A Wyoming, New York dairy farmer was ordered to stop selling cows for slaughter until he complies with federal law.
U.S. District Court Judge Richard J. Arcara ordered Jerald P. Schumacher, who sells dairy cattle through an auction yard in Pavilion, NY to be slaughtered for human consumption, to cease doing business. The U.S. Food and Drug Administration cited a sole proprietor of the dairy farm, Schumacher, for selling cows that tested positive for illegal residues of antibiotics.
Judge Arcara, who was appointed to the federal bench by former President Ronald Reagan, signed a consent degree of permanent injunction on March 25, ending Schumacher’s ability to sell cows for human consumption.
The FDA complaint said Schumacher has sold cows for slaughter for at least 10 years with residues of the antibiotics penicillin and sulfadimethoxine in the animals’ edible tissue. The agency also said he illegally gave the cows higher-than-allowed dosages.

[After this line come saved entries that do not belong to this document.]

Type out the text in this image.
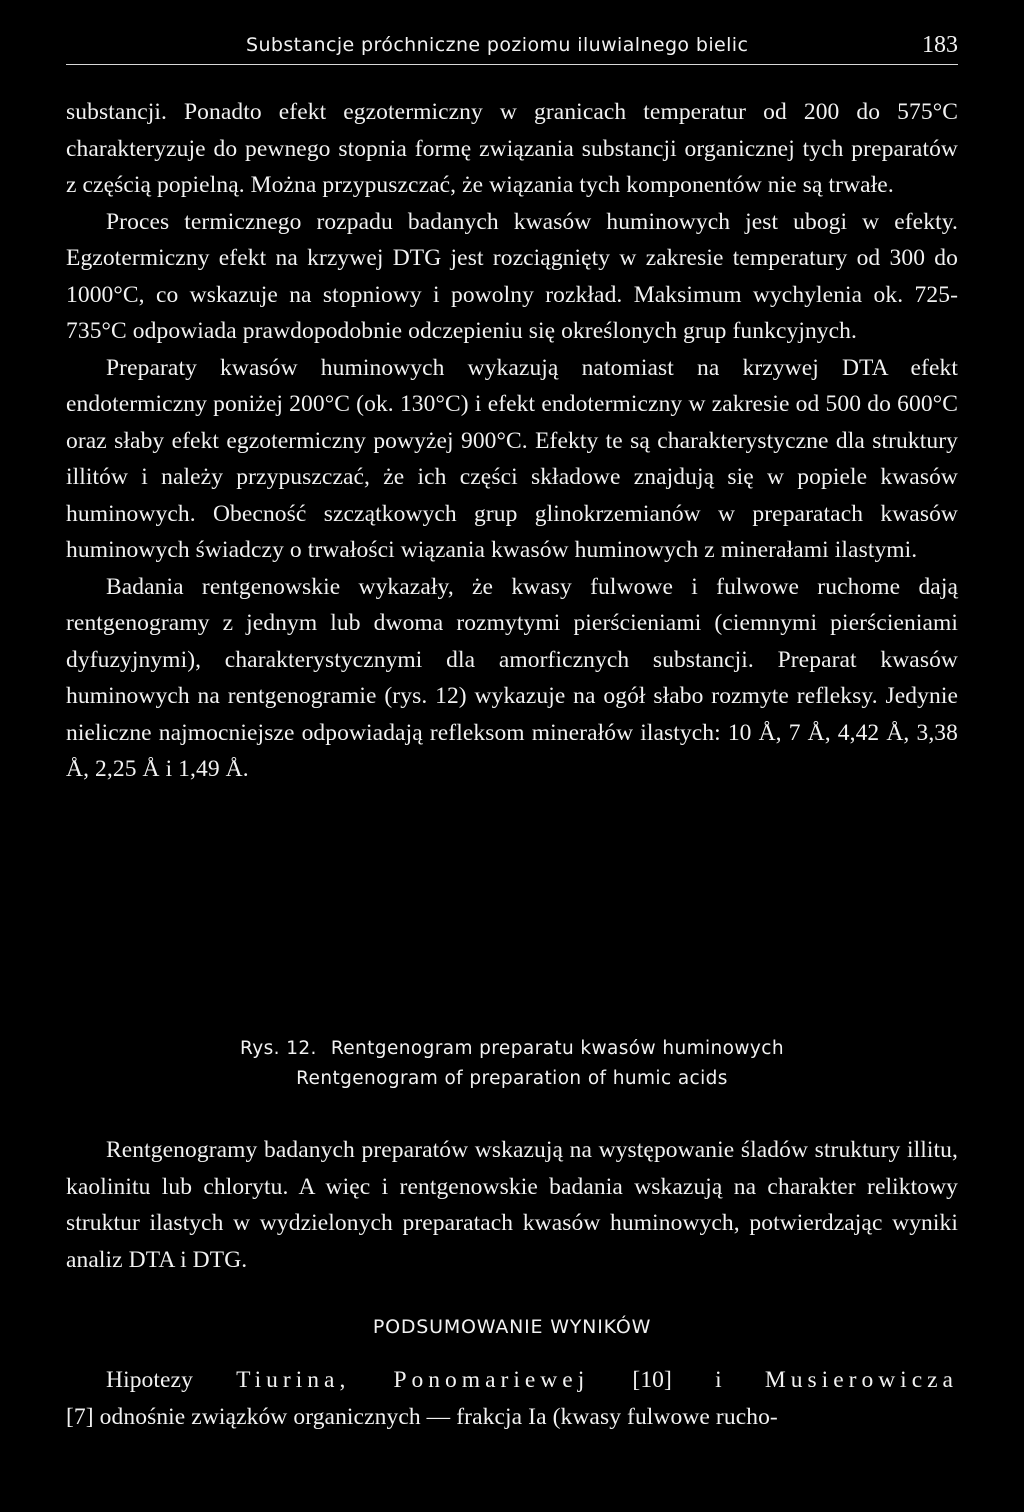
Substancje próchniczne poziomu iluwialnego bielic	183

substancji. Ponadto efekt egzotermiczny w granicach temperatur od 200 do 575°C charakteryzuje do pewnego stopnia formę związania substancji organicznej tych preparatów z częścią popielną. Można przypuszczać, że wiązania tych komponentów nie są trwałe.

Proces termicznego rozpadu badanych kwasów huminowych jest ubogi w efekty. Egzotermiczny efekt na krzywej DTG jest rozciągnięty w zakresie temperatury od 300 do 1000°C, co wskazuje na stopniowy i powolny rozkład. Maksimum wychylenia ok. 725-735°C odpowiada prawdopodobnie odczepieniu się określonych grup funkcyjnych.

Preparaty kwasów huminowych wykazują natomiast na krzywej DTA efekt endotermiczny poniżej 200°C (ok. 130°C) i efekt endotermiczny w zakresie od 500 do 600°C oraz słaby efekt egzotermiczny powyżej 900°C. Efekty te są charakterystyczne dla struktury illitów i należy przypuszczać, że ich części składowe znajdują się w popiele kwasów huminowych. Obecność szczątkowych grup glinokrzemianów w preparatach kwasów huminowych świadczy o trwałości wiązania kwasów huminowych z minerałami ilastymi.

Badania rentgenowskie wykazały, że kwasy fulwowe i fulwowe ruchome dają rentgenogramy z jednym lub dwoma rozmytymi pierścieniami (ciemnymi pierścieniami dyfuzyjnymi), charakterystycznymi dla amorficznych substancji. Preparat kwasów huminowych na rentgenogramie (rys. 12) wykazuje na ogół słabo rozmyte refleksy. Jedynie nieliczne najmocniejsze odpowiadają refleksom minerałów ilastych: 10 Å, 7 Å, 4,42 Å, 3,38 Å, 2,25 Å i 1,49 Å.

Rys. 12. Rentgenogram preparatu kwasów huminowych
Rentgenogram of preparation of humic acids

Rentgenogramy badanych preparatów wskazują na występowanie śladów struktury illitu, kaolinitu lub chlorytu. A więc i rentgenowskie badania wskazują na charakter reliktowy struktur ilastych w wydzielonych preparatach kwasów huminowych, potwierdzając wyniki analiz DTA i DTG.

PODSUMOWANIE WYNIKÓW

Hipotezy Tiurina, Ponomariewej [10] i Musierowicza

[7] odnośnie związków organicznych — frakcja Ia (kwasy fulwowe rucho-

“The sale of animals for animal-derived human food products that contain illegal levels of animal drugs poses a significant public health risk,” said Dr. Bernadette Dunham, D.V.M., director of FDA’s Center for Veterinary Medicine. “FDA will continue to take action against producers who violate federal laws intended to protect the health of the public and of livestock.”
The farm was most recently inspected between Oct. 6 and Oct. 21, 2009, and Schumacher was given a written report detailing the violations. After FDA issued a warning letter in 2006 requiring him to abide by the law, violations continued.
The U.S. Department of Agriculture, which has the responsibility for detecting drug residues in beef sold for human consumption, cited Schumacher six times in the past 10 years.
Schumacher also violated the law by failing to keep adequate records of which cows were medicated, according to the complaint.
FDA routinely finds dairy farmers who are selling cows for human consumption that have higher than allowed levels of animal drugs in edible tissues. On March 8, or example, FDA issued a warning letter to the Double B. Dairy, LLC in Wendell, ID for selling an animal for human consumption that had higher than allowed levels of the drug Flunixin in its system.